The article is also an insightful look into the mind and worldview of our increasingly secular and materialistic age. De Waal discloses his bias as someone who is “actively trying not to make humanity the measure of all things.”  Additionally, the author writes that no modern scholar would dare suggest divine intervention as a theory for the emergence of the human species.

But he goes beyond this to challenge those scholars who continue to see a major difference between human intelligence and the intelligence of any and all other animals.

He calls this kind of thinking neo-creationism. Neo-creationism, according to de Waal, has as its central tenet the idea that humans evolved from apes in body but not in mind. De Waal believes this kind of thinking has an undeniably religious bent.

His thinking, perhaps due to the closed mindedness of his discipline, cannot tolerate those who think differently. He does not — or perhaps, cannot —  entertain the idea that perhaps there  are  major differences between human capacity and the capacity of other animals.

A central issue for de Waal is one of continuity versus discontinuity.

Discontinuity, the idea that there is an abrupt distinction between the human and the animal, is essentially a pre-evolutionary idea.

Continuity understands the human to be an animal alongside the other animals.

Discontinuity grants to humans an exceptional status. Continuity flattens the status of humans to a spectrum on which we are smarter than the other animals in some ways and less so in others.

This is the point in the article that most fascinates me about primates. The article is written by a primate who insists that he is not smarter than the other primates.

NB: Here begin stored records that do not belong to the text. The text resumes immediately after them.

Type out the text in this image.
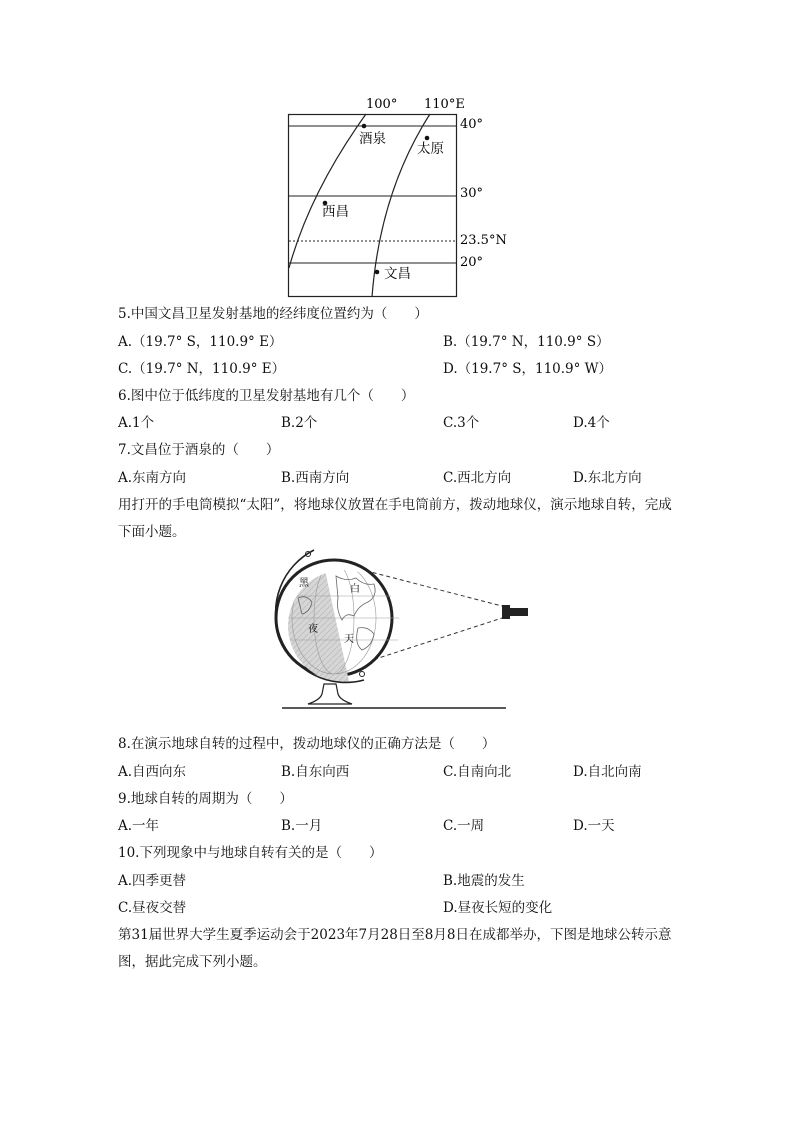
100° 110°E
40°
30°
23.5°N
20°
酒泉
太原
西昌
文昌
5.中国文昌卫星发射基地的经纬度位置约为（　　）
A.（19.7° S，110.9° E）	B.（19.7° N，110.9° S）
C.（19.7° N，110.9° E）	D.（19.7° S，110.9° W）
6.图中位于低纬度的卫星发射基地有几个（　　）
A.1个	B.2个	C.3个	D.4个
7.文昌位于酒泉的（　　）
A.东南方向	B.西南方向	C.西北方向	D.东北方向
用打开的手电筒模拟“太阳”，将地球仪放置在手电筒前方，拨动地球仪，演示地球自转，完成下面小题。
黑
夜
白
天
8.在演示地球自转的过程中，拨动地球仪的正确方法是（　　）
A.自西向东	B.自东向西	C.自南向北	D.自北向南
9.地球自转的周期为（　　）
A.一年	B.一月	C.一周	D.一天
10.下列现象中与地球自转有关的是（　　）
A.四季更替	B.地震的发生
C.昼夜交替	D.昼夜长短的变化
第31届世界大学生夏季运动会于2023年7月28日至8月8日在成都举办，下图是地球公转示意图，据此完成下列小题。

Well, ok, I guess. If that makes him feel better.

Still, there are many points of agreement:

  • I agree with the author that we are moving towards a less anthropocentric understanding of humankind and towards more of a systems view of the world. This is similar to the view expressed in the Genesis narrative.
  • I also agree with the author that humans are not superior to the other animals in every way.
  • I also agree that there is a continuity of the species.
  • I also agree with the author that we cannot divide body and mind. The mind is an emergent property of the body.

But the article comes across as someone trying too hard to reduce the differences between the primate called human and everything else. The anti-religious bent behind this is hard to deny.

The author is right to provoke us towards deeper thinking about our place in the world.

160415_sci_how-smart-animals-are-jpg-crop-article250-mediumBut let’s not stop at the question asked in the title of Franz de Waal’s book:  Are We Smart Enough to Know How Smart Animals Are?

Let’s add the question, Are We Smart Enough to Know How Smart the Human Animal Is?

By de Waal’s own admission, in his world of scholarship, where the thinking is homogenous and conformity is expected, we’re getting less smart as we go.

As we move away from an anthropocentric view of the world, will we increasingly anthropomorphize the other animals and make them in our image? De Waal doesn’t go that far, and his main point is different.

But, the similarity of worldview is clear. They wish to remove Man from the pedestal.

But as they remove one idol from the pedestal, what will replace it?

Nature abhors a vacuum.

And there is where our question comes once again to the forefront: What does it mean to be human?